Gary is interested in the fringe elements of our island; how its marginal landscapes change over time in a way that seems arbitrary, even absurd. For example, Whitstable would not even have been on the coast when the area now known as Doggerland linked Kent to mainland Europe 10,000 years ago. Doggerland was flooded at the end of the last Ice Age, a prospect we face on the attenuated landmasses of our own time. But for a few degrees’ variation in temperature, the Britain we know would not have existed and neither, in our current form, would we. There is a sense of possibility, only just missed, that folkloric weird fiction reflects so well.

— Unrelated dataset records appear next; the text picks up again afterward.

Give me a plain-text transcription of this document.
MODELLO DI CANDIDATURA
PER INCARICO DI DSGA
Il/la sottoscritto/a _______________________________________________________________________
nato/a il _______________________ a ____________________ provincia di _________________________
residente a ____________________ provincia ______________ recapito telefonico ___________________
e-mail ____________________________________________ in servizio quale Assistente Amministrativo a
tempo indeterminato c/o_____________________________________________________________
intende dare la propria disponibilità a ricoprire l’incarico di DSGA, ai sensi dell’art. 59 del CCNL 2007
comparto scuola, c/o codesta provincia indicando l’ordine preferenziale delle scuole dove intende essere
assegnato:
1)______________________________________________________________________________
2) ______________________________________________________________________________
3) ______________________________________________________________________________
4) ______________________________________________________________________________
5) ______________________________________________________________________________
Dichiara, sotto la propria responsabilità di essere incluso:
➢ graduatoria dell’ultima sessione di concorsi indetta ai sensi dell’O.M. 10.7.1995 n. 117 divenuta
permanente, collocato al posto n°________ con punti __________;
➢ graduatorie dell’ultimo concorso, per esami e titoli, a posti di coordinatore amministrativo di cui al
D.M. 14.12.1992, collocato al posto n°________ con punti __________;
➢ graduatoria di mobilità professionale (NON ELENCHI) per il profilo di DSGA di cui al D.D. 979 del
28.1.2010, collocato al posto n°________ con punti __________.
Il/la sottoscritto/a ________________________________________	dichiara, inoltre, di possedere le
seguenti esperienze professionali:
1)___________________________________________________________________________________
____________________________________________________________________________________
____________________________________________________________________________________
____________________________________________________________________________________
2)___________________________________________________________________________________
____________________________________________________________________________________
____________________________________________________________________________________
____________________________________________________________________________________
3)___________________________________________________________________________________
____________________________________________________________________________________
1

harrisonCreation of a fictional Doggerland-like continent lay behind one of Mike’s projects for New Worlds, in which elements of a series of seemingly unconnected narratives would reveal that a new continent had appeared. Although the book never came to fruition, the stories evolved and formed part of his new collection, You Should Come With Me Now, published by Comma Press. He read a story from the collection called Psychoarcheology. Ostensibly a satire about the unending discovery of royal remains beneath car parks, it also looked at how the royals themselves are as trapped by their DNA into a life of rule they may not want, as their bodies are trapped beneath tarmac. This layering is an example of one of the different narrative techniques Mike uses to draw the reader through stories that do not have conventional narrative plots. Another is ‘reframing’, in which characters are moved through different landscapes as if on a journey, placing them in unfamiliar locations to accentuate the essential quality of strangeness. The weird, then, is as much to do with the way the story is told as its subject matter.